There are seven army values that have been part of the Army’s Character Development since 1998. These seven foundational ethics create a standard for behavior for all soldiers wherever they may be. The customs and etiquette of Army personnel ties directly to this 7-part path.
Individuals in the army are expected to remain faithful to each other and the Country. This means supporting fellow officers, respecting superiors and also remaining devoted to family. Despite the chain of command, loyalty is considered a two way street between a solder and superiors – the key being ordering one’s obligations appropriately. There is a time when focus must be on family, and others when it must be on service. No matter the setting, however, one should not speak badly about their unit or superiors.
Understanding and honoring one’s obligations without having to be constantly told what’s required is the foundation of duty. In Army values this means accomplishing tasks, both big and small, to the best of your ability each time. Duty also means that the individual accepts culpability for the outcome of those actions. It’s believed that a soldier’s commitment to duty keeps him or her making the best, right choices particularly under difficult circumstances.
Another value instilled in the military, and one that’s also part of practical etiquette is respect. In the army, one is expected to be able to see worth in others even when you do not agree with all their ethics and outlooks. The purpose is creating a cohesive team by following the “golden rule.”
Putting your personal desires on the back burner is part and parcel of Army training. Soldiers face hardships, and learning to serve selflessly helps them cope with those hardships. Selfless service also turns thoughts away from ego-driven goals toward more communal mission-oriented goals. As the saying goes it’s, “the mission, men and me” particularly for military leaders.
Honor and Integrity
Honor and integrity go hand in hand. Honor means being honest with yourself and others, and staying true to Army values in any situation.

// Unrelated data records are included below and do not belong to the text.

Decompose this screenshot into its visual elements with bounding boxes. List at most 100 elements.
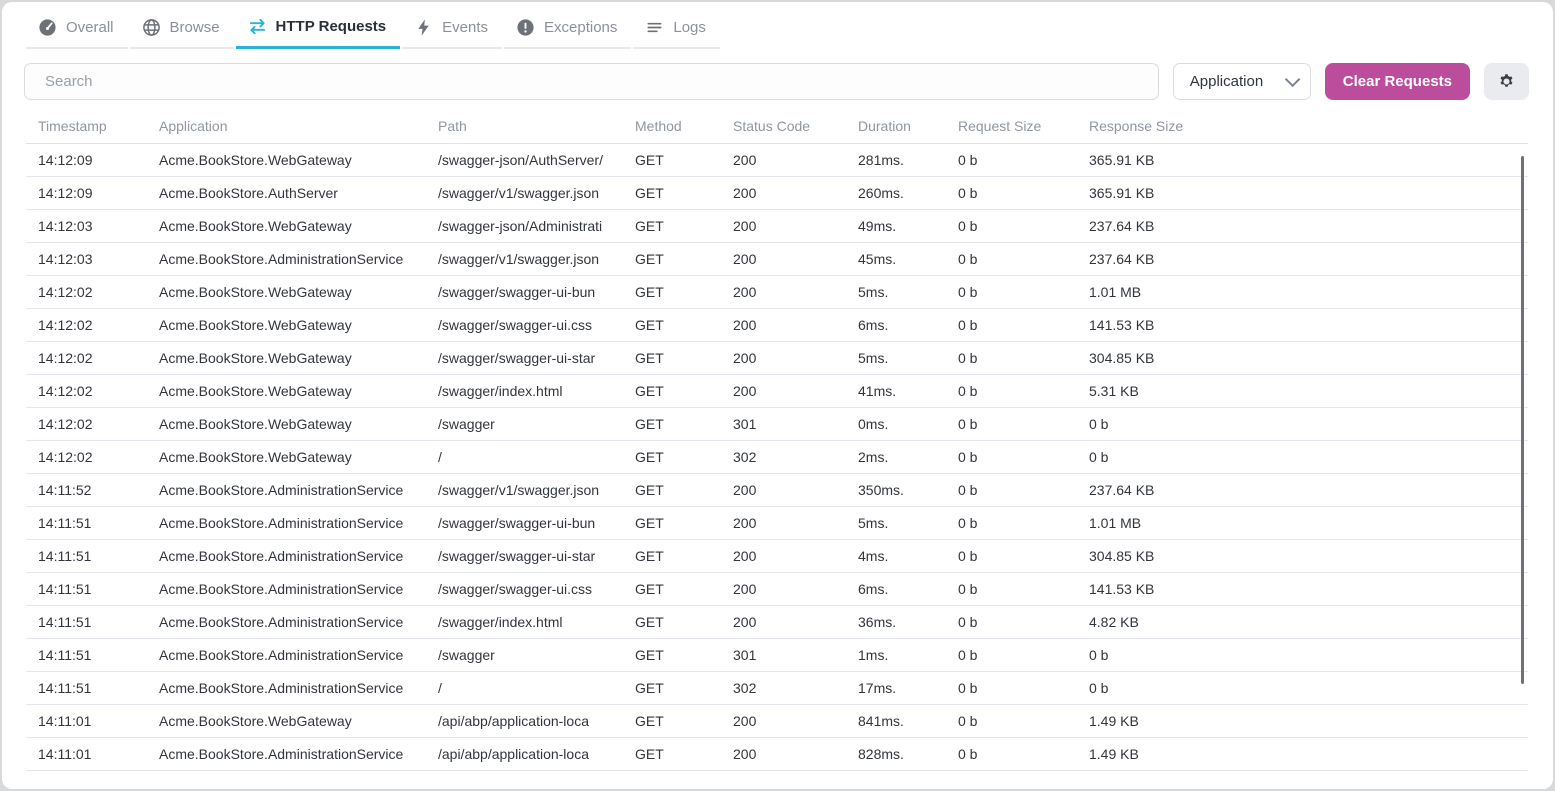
cell-request-size: 0 b [946,539,1077,573]
column-header-status-code[interactable]: Status Code [721,114,846,144]
table-row[interactable]: 14:11:51 Acme.BookStore.AdministrationSe… [26,539,1528,573]
table-row[interactable]: 14:12:02 Acme.BookStore.WebGateway /swag… [26,275,1528,309]
cell-duration: 41ms. [846,374,946,408]
cell-request-size: 0 b [946,242,1077,276]
cell-method: GET [623,341,721,375]
cell-status-code: 200 [721,143,846,177]
tab-events[interactable]: Events [402,12,502,49]
cell-request-size: 0 b [946,638,1077,672]
tab-exceptions[interactable]: Exceptions [504,12,632,49]
cell-response-size: 0 b [1077,440,1528,474]
cell-response-size: 304.85 KB [1077,539,1528,573]
table-row[interactable]: 14:12:02 Acme.BookStore.WebGateway /swag… [26,341,1528,375]
cell-response-size: 5.31 KB [1077,374,1528,408]
cell-path: /swagger/swagger-ui.css [426,572,623,606]
cell-response-size: 4.82 KB [1077,605,1528,639]
cell-status-code: 200 [721,704,846,738]
table-row[interactable]: 14:11:01 Acme.BookStore.AdministrationSe… [26,737,1528,771]
gear-icon [1498,73,1515,90]
table-row[interactable]: 14:11:01 Acme.BookStore.WebGateway /api/… [26,704,1528,738]
cell-timestamp: 14:11:01 [26,704,147,738]
cell-path: /swagger/v1/swagger.json [426,473,623,507]
tab-overall[interactable]: Overall [26,12,128,49]
cell-path: /swagger-json/Administrati [426,209,623,243]
cell-duration: 45ms. [846,242,946,276]
cell-timestamp: 14:12:02 [26,374,147,408]
table-row[interactable]: 14:12:02 Acme.BookStore.WebGateway /swag… [26,407,1528,441]
exclamation-circle-icon [516,18,535,37]
tab-http-requests[interactable]: HTTP Requests [235,11,401,49]
cell-timestamp: 14:11:51 [26,605,147,639]
table-row[interactable]: 14:11:51 Acme.BookStore.AdministrationSe… [26,572,1528,606]
cell-method: GET [623,209,721,243]
cell-path: /swagger/swagger-ui-bun [426,506,623,540]
settings-button[interactable] [1484,63,1529,100]
table-row[interactable]: 14:12:03 Acme.BookStore.WebGateway /swag… [26,209,1528,243]
table-row[interactable]: 14:12:03 Acme.BookStore.AdministrationSe… [26,242,1528,276]
cell-status-code: 200 [721,209,846,243]
clear-requests-button[interactable]: Clear Requests [1324,63,1470,100]
cell-response-size: 365.91 KB [1077,143,1528,177]
column-header-timestamp[interactable]: Timestamp [26,114,147,144]
cell-response-size: 1.49 KB [1077,737,1528,771]
cell-status-code: 200 [721,275,846,309]
gauge-icon [38,18,57,37]
cell-method: GET [623,176,721,210]
cell-timestamp: 14:11:51 [26,572,147,606]
cell-path: /api/abp/application-loca [426,737,623,771]
cell-method: GET [623,242,721,276]
search-input[interactable] [24,63,1159,100]
cell-path: /api/abp/application-loca [426,704,623,738]
table-row[interactable]: 14:11:51 Acme.BookStore.AdministrationSe… [26,671,1528,705]
tab-browse[interactable]: Browse [129,12,234,49]
cell-response-size: 141.53 KB [1077,572,1528,606]
tab-label: Events [442,19,488,36]
chevron-down-icon [1284,71,1301,88]
cell-path: /swagger/swagger-ui-star [426,539,623,573]
table-row[interactable]: 14:11:51 Acme.BookStore.AdministrationSe… [26,638,1528,672]
table-row[interactable]: 14:11:51 Acme.BookStore.AdministrationSe… [26,605,1528,639]
table-row[interactable]: 14:12:02 Acme.BookStore.WebGateway /swag… [26,374,1528,408]
column-header-response-size[interactable]: Response Size [1077,114,1528,144]
table-row[interactable]: 14:12:02 Acme.BookStore.WebGateway / GET… [26,440,1528,474]
cell-timestamp: 14:12:03 [26,209,147,243]
cell-response-size: 141.53 KB [1077,308,1528,342]
cell-method: GET [623,737,721,771]
table-row[interactable]: 14:12:09 Acme.BookStore.AuthServer /swag… [26,176,1528,210]
cell-response-size: 304.85 KB [1077,341,1528,375]
cell-response-size: 1.01 MB [1077,506,1528,540]
tab-logs[interactable]: Logs [633,12,720,49]
column-header-method[interactable]: Method [623,114,721,144]
cell-method: GET [623,572,721,606]
cell-application: Acme.BookStore.WebGateway [147,440,426,474]
cell-status-code: 200 [721,242,846,276]
cell-request-size: 0 b [946,671,1077,705]
cell-method: GET [623,275,721,309]
cell-response-size: 0 b [1077,671,1528,705]
column-header-request-size[interactable]: Request Size [946,114,1077,144]
cell-timestamp: 14:12:03 [26,242,147,276]
list-icon [645,18,664,37]
table-row[interactable]: 14:12:02 Acme.BookStore.WebGateway /swag… [26,308,1528,342]
cell-duration: 1ms. [846,638,946,672]
cell-path: /swagger [426,407,623,441]
column-header-duration[interactable]: Duration [846,114,946,144]
table-row[interactable]: 14:11:52 Acme.BookStore.AdministrationSe… [26,473,1528,507]
cell-status-code: 200 [721,605,846,639]
application-filter-select[interactable]: Application [1172,63,1311,100]
cell-application: Acme.BookStore.AdministrationService [147,242,426,276]
cell-response-size: 237.64 KB [1077,242,1528,276]
cell-path: /swagger/v1/swagger.json [426,176,623,210]
vertical-scrollbar[interactable] [1521,156,1524,684]
tab-label: Exceptions [544,19,618,36]
table-row[interactable]: 14:12:09 Acme.BookStore.WebGateway /swag… [26,143,1528,177]
filter-selected-value: Application [1189,73,1264,90]
table-row[interactable]: 14:11:51 Acme.BookStore.AdministrationSe… [26,506,1528,540]
column-header-path[interactable]: Path [426,114,623,144]
cell-method: GET [623,638,721,672]
cell-duration: 5ms. [846,341,946,375]
cell-path: /swagger-json/AuthServer/ [426,143,623,177]
cell-timestamp: 14:11:52 [26,473,147,507]
cell-status-code: 200 [721,572,846,606]
column-header-application[interactable]: Application [147,114,426,144]
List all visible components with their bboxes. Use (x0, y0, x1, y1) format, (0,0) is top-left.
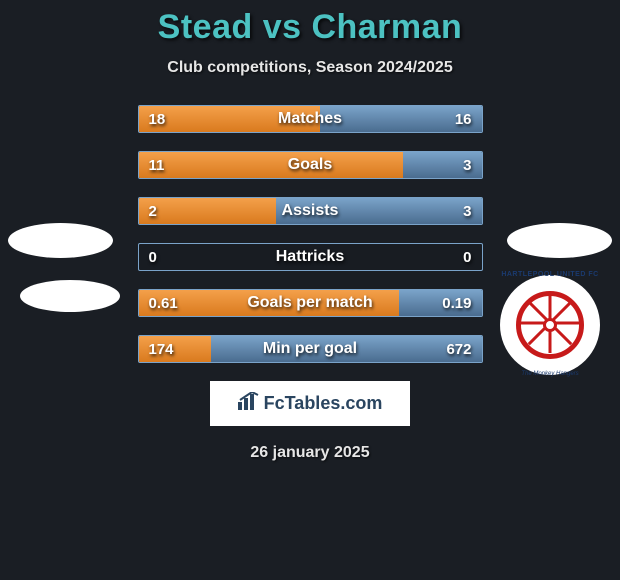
stat-fill-right (403, 152, 482, 178)
stat-fill-left (139, 290, 400, 316)
stat-bars: 1816Matches113Goals23Assists00Hattricks0… (138, 105, 483, 363)
wheel-hub (543, 318, 557, 332)
player-right-club-badge: HARTLEPOOL UNITED FC The Monkey Hangers (500, 275, 600, 375)
stat-row: 0.610.19Goals per match (138, 289, 483, 317)
club-badge-top-text: HARTLEPOOL UNITED FC (500, 271, 600, 278)
stat-fill-left (139, 152, 403, 178)
stat-row: 0 0Hattricks (138, 243, 483, 271)
date-text: 26 january 2025 (0, 444, 620, 462)
stat-fill-right (399, 290, 481, 316)
stat-row: 113Goals (138, 151, 483, 179)
stat-value-right: 0 (463, 244, 471, 270)
logo-text: FcTables.com (264, 393, 383, 414)
chart-icon (238, 392, 260, 415)
player-right-badge-1 (507, 223, 612, 258)
comparison-content: HARTLEPOOL UNITED FC The Monkey Hangers … (0, 105, 620, 462)
player-left-badge-1 (8, 223, 113, 258)
stat-fill-right (320, 106, 481, 132)
player-left-badge-2 (20, 280, 120, 312)
stat-fill-right (276, 198, 482, 224)
stat-value-left: 0 (149, 244, 157, 270)
stat-label: Hattricks (139, 244, 482, 270)
stat-fill-left (139, 106, 321, 132)
stat-fill-left (139, 198, 276, 224)
page-title: Stead vs Charman (0, 0, 620, 47)
stat-row: 1816Matches (138, 105, 483, 133)
stat-row: 174672Min per goal (138, 335, 483, 363)
stat-fill-left (139, 336, 211, 362)
club-badge-bottom-text: The Monkey Hangers (500, 371, 600, 377)
subtitle: Club competitions, Season 2024/2025 (0, 59, 620, 77)
fctables-logo: FcTables.com (210, 381, 410, 426)
stat-fill-right (211, 336, 482, 362)
stat-row: 23Assists (138, 197, 483, 225)
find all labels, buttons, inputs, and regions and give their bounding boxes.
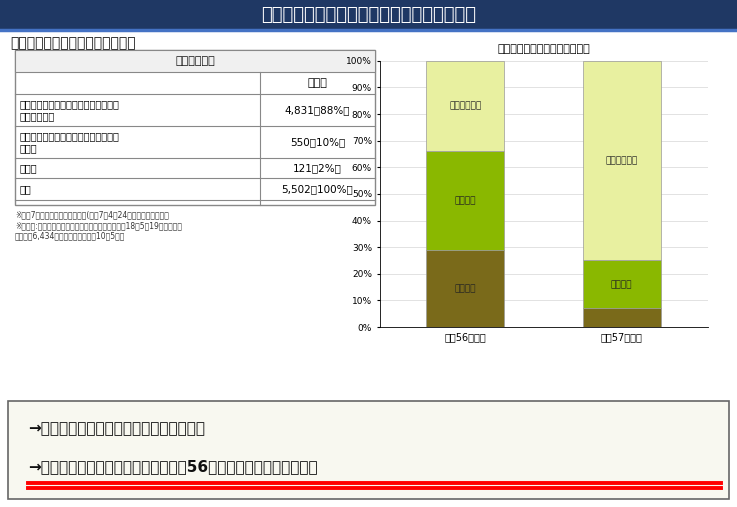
Text: 121（2%）: 121（2%）	[293, 163, 342, 173]
Text: （出典）平成7年阪神淡路大震災建築震災調査委員会中間報告: （出典）平成7年阪神淡路大震災建築震災調査委員会中間報告	[385, 232, 514, 241]
Text: 550（10%）: 550（10%）	[290, 137, 345, 147]
Text: その他: その他	[20, 163, 38, 173]
Text: 大破以上: 大破以上	[455, 284, 476, 293]
Text: 軽微・無被害: 軽微・無被害	[450, 101, 481, 111]
Text: →　現在の耐震基準を満たさない昭和56年以前の建物に被害が集中: → 現在の耐震基準を満たさない昭和56年以前の建物に被害が集中	[28, 459, 318, 475]
Bar	[582, 308, 660, 327]
Text: 中・小破: 中・小破	[611, 280, 632, 289]
Bar	[427, 250, 505, 327]
Bar	[15, 50, 375, 205]
Text: 軽微・無被害: 軽微・無被害	[606, 156, 638, 165]
Text: ・阪神・淡路大震災における状況: ・阪神・淡路大震災における状況	[10, 36, 136, 50]
Bar	[427, 61, 505, 151]
Text: ※平成7年度版「警察白書」より(平成7年4月24日現在）警察庁調べ: ※平成7年度版「警察白書」より(平成7年4月24日現在）警察庁調べ	[15, 210, 169, 219]
Text: 思われるもの: 思われるもの	[20, 111, 55, 121]
Text: →　死者数の大部分が建物等の倒壊が原因: → 死者数の大部分が建物等の倒壊が原因	[28, 421, 205, 437]
Text: 家屋、家具類等の倒壊による圧迫死と: 家屋、家具類等の倒壊による圧迫死と	[20, 99, 120, 109]
Text: るもの: るもの	[20, 143, 38, 153]
Title: 建築年別の被害状況（建築物）: 建築年別の被害状況（建築物）	[497, 45, 590, 55]
Bar	[427, 151, 505, 250]
Text: 死者数: 死者数	[307, 78, 327, 88]
Text: 死亡者の死因: 死亡者の死因	[175, 56, 215, 66]
Text: 焼死体（火傷死体）及びその疑いのあ: 焼死体（火傷死体）及びその疑いのあ	[20, 131, 120, 141]
Bar	[0, 0, 737, 30]
Text: ※消防庁:阪神・淡路大震災について（確定報、平成18年5月19日）による
死者数は6,434名、全壊住家数は約10万5千戸: ※消防庁:阪神・淡路大震災について（確定報、平成18年5月19日）による 死者数…	[15, 221, 182, 240]
Bar	[15, 50, 375, 72]
Bar	[582, 261, 660, 308]
Text: 4,831（88%）: 4,831（88%）	[284, 105, 350, 115]
Text: 阪神・淡路大震災による建築物等に係る被害: 阪神・淡路大震災による建築物等に係る被害	[261, 6, 476, 24]
Bar	[582, 61, 660, 261]
Bar	[8, 401, 729, 499]
Text: 中・小破: 中・小破	[455, 196, 476, 205]
Text: 合計: 合計	[20, 184, 32, 194]
Text: 5,502（100%）: 5,502（100%）	[282, 184, 353, 194]
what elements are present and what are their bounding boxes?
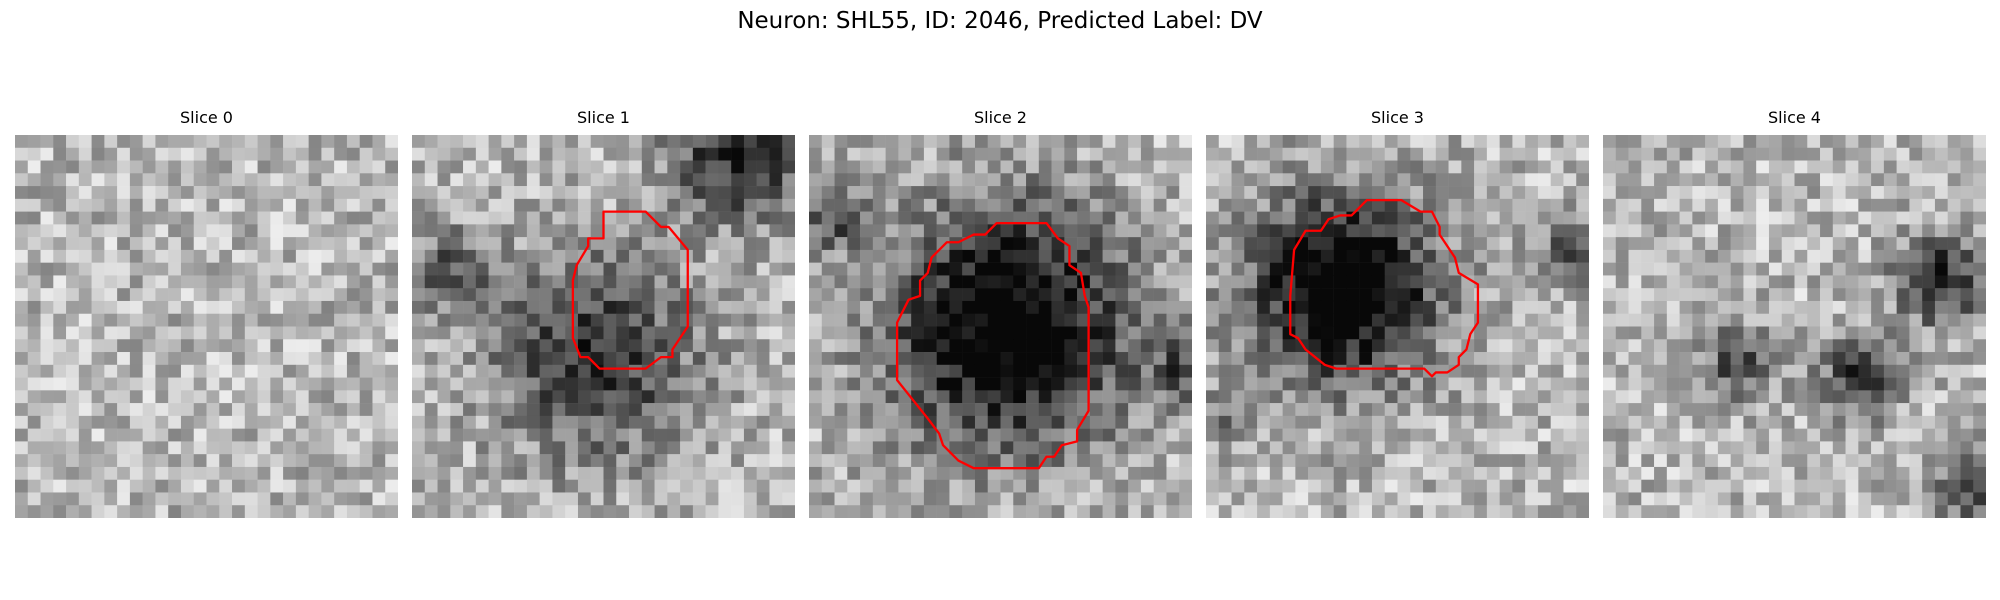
roi-contour — [573, 212, 688, 369]
slice-pixels — [412, 135, 795, 518]
slice-title: Slice 3 — [1371, 108, 1424, 127]
slice-pixels — [1603, 135, 1986, 518]
slice-title: Slice 2 — [974, 108, 1027, 127]
slice-title: Slice 0 — [180, 108, 233, 127]
slice-pixels — [1206, 135, 1589, 518]
slice-title: Slice 1 — [577, 108, 630, 127]
slice-image — [412, 135, 795, 518]
slice-image — [15, 135, 398, 518]
slice-image — [809, 135, 1192, 518]
slice-image — [1206, 135, 1589, 518]
slice-pixels — [15, 135, 398, 518]
slice-pixels — [809, 135, 1192, 518]
slice-image — [1603, 135, 1986, 518]
roi-contour — [1290, 200, 1478, 376]
slice-title: Slice 4 — [1768, 108, 1821, 127]
roi-contour — [897, 223, 1088, 468]
figure-title: Neuron: SHL55, ID: 2046, Predicted Label… — [737, 8, 1263, 34]
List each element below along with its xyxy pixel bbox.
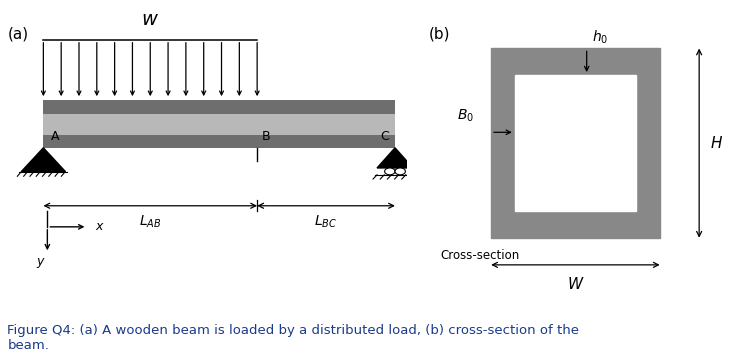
Text: (a): (a) <box>7 27 29 42</box>
Text: $x$: $x$ <box>95 220 105 233</box>
Text: Figure Q4: (a) A wooden beam is loaded by a distributed load, (b) cross-section : Figure Q4: (a) A wooden beam is loaded b… <box>7 324 579 352</box>
Circle shape <box>395 168 406 175</box>
Text: A: A <box>51 130 60 142</box>
Text: B: B <box>262 130 271 142</box>
Text: (b): (b) <box>429 27 451 42</box>
Text: $y$: $y$ <box>36 256 47 270</box>
Bar <box>515 75 636 211</box>
Text: $B_0$: $B_0$ <box>457 108 474 124</box>
Text: C: C <box>380 130 389 142</box>
Bar <box>44 100 395 114</box>
Text: $L_{BC}$: $L_{BC}$ <box>314 214 337 230</box>
Polygon shape <box>377 148 413 168</box>
Polygon shape <box>21 148 65 172</box>
Text: Cross-section: Cross-section <box>440 248 519 262</box>
Text: $H$: $H$ <box>710 135 724 151</box>
Text: $W$: $W$ <box>567 276 584 292</box>
Text: $w$: $w$ <box>141 11 159 29</box>
Bar <box>44 135 395 148</box>
Circle shape <box>385 168 395 175</box>
Text: $h_0$: $h_0$ <box>592 28 608 46</box>
Text: $L_{AB}$: $L_{AB}$ <box>139 214 161 230</box>
Bar <box>491 48 660 238</box>
Bar <box>44 114 395 135</box>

Add to that – integrity, adhering to principles and morals not just in words, but daily actions. Honor and integrity do not say, “I’m sorry.” They say, “how can I fix it?” Live your word to achieve this goal.
Finally, mental, physical and ethical courage is part of Army living. Overcoming one’s fears isn’t easy, but necessary. Courage works supportively with honor in order for the solder to keep acting with integrity, even under duress.
The Army life is not for everyone. Living these seven principles takes etiquette and manners to a different level than many of us ever achieve. The protocols within the Army serve to support these ideals and values as a reflection of those on which our Nation was founded.